Daha derinde de "herkes haddini, yerini, kampını bilsin" uyarısı ve çabası vardır tabii.
Kızdım mı? Eh biraz..
Çünkü medyada olduğumuzu unutup eski dostlukların bir değeri ve hatırı olduğunu sanıyorum. Hâlâ meslektaşlarımın böylesine çiğ işlere imza atacağına ihtimal veremiyorum.
Gülümsedim mi?

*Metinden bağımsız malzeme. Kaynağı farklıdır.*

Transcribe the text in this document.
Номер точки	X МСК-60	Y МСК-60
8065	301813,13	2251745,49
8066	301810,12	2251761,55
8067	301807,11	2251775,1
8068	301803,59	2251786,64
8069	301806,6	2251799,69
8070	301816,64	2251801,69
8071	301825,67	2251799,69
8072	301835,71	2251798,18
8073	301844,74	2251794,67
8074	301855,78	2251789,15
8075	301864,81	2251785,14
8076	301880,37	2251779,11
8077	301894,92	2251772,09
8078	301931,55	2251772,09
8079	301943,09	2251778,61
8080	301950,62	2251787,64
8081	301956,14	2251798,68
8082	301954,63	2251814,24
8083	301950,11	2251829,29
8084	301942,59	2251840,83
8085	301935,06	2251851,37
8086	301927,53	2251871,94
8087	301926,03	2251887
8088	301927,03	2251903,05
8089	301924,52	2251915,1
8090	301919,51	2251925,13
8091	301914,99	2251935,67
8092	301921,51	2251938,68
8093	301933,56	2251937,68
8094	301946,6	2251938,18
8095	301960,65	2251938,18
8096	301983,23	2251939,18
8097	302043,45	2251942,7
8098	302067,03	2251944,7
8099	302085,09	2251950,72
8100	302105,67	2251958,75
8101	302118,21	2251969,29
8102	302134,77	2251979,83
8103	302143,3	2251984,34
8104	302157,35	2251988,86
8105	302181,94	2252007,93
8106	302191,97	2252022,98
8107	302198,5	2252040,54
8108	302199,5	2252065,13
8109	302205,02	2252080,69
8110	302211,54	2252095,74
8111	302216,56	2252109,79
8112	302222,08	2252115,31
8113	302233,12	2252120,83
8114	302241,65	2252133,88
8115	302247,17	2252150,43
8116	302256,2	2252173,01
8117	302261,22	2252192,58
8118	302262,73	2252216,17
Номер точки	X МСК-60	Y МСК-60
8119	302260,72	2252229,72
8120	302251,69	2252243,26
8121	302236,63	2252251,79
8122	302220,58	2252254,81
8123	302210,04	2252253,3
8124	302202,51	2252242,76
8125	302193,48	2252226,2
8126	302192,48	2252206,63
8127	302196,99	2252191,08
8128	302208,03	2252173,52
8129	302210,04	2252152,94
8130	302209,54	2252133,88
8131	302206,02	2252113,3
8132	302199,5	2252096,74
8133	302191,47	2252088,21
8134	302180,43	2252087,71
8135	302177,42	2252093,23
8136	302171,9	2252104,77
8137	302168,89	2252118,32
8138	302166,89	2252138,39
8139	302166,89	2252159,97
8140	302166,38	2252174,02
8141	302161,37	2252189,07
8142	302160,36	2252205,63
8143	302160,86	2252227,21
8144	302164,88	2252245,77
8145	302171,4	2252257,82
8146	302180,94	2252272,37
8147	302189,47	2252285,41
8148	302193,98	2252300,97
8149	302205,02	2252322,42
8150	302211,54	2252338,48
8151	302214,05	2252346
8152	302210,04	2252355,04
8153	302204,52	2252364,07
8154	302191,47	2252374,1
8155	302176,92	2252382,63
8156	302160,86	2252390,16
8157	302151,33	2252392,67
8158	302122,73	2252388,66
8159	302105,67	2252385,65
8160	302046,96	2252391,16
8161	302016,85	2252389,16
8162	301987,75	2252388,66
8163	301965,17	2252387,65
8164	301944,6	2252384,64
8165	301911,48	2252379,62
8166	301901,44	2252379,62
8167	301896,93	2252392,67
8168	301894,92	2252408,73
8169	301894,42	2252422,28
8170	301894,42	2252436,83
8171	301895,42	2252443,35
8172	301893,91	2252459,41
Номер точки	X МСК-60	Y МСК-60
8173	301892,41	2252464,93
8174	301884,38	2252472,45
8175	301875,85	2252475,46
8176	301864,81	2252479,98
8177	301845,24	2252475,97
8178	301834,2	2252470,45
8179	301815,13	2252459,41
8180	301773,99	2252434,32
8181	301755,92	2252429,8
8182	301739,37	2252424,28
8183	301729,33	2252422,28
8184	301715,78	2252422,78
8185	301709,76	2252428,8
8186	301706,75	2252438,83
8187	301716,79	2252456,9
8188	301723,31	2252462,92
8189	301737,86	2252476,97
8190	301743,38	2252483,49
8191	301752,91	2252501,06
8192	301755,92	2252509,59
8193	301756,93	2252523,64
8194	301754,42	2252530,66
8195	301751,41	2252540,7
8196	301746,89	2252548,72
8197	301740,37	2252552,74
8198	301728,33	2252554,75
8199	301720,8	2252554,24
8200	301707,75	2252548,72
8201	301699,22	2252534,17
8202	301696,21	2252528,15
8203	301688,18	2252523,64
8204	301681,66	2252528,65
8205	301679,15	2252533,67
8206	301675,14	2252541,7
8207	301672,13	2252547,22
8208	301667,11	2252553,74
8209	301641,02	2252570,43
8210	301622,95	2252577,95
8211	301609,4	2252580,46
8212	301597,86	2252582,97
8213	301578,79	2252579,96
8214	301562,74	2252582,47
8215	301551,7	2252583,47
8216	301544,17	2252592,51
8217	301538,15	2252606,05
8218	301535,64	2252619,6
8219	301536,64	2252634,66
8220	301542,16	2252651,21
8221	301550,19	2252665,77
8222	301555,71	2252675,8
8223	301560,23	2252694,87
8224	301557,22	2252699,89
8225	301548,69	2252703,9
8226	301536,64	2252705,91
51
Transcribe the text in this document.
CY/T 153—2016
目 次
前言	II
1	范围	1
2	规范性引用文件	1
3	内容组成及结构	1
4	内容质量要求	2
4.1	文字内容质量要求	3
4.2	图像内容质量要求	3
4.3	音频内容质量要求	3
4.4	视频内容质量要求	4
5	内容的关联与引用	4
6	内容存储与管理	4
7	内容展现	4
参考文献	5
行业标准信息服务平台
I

Evet, biraz buruk biçimde..
Ama esasında üzüldüm.
Çünkü bu arkadaşlar mesela dört yıl önce Vatan gazetesinde yine Kutlu Doğum Haftası'na rastlayan bir günde çıkan "Selam olsun o eşsiz yetime" yazımı bilmezler mi?
Bilirler.
Yine zamanında Vatan'da çıkan "Secde edenler ve edemeyenler"; "Bir İslam peygamberi olarak Hz. İsa" veya "Kurban ve Hz. İbrahim'i anlamak" başlıklı yazılarımı da saymama gerek var mı?
Ama tabii Yeni Yüzyıl'dan beri, yani 90'lardan beri içinden geldikçe bu konularda yazan ve meseleyi daha çok toplumun manevi iklimi ve antropolojik açıdan ele alan bir yazar dedikodu malzemesi olamaz.
Durduk yerde polemik heyecanı yaratamaz.
O zaman ne yapacaksın! Gerçeği eğip bükecek, okuru kandıracaksın! O arkadaşların yaptığı da bu!
Bazı okur mektupları da ayrı bir âlem!
Yazımı okuduktan sonra öfkeyle bilgisayar başına oturup "sizi de kaybettik" diyenler ve konuyu siyasete bağlayanlar mesela..
Ne zamandan beri, diye sormak geliyor içimden.
Düşünüyorum da..
Bir toplumun manevi iklimine ve değerlerine bu kadar sırt dönmeyi "aydın olmak" sanan başka kaç toplum vardır?
Tabi bir de yazımı çok olumlu bulan fakat ardından "ama çok şaşırdım çünkü sizin hayat tarzınız başka" diyenler de var.
Oysa "hayat tarzı" dediğimiz şeyden çok daha büyük, geniş ve derin hayat!
Merak ediyorum...
Kâh kalbine, kâh zihnine kulak vererek yol almak; kamplara, hadlere, hudutlara aldırmadan hem bilgiye hem de bilgeliğe bağlanmak giderek imkânsız bir hal mi olacak bu toplumda?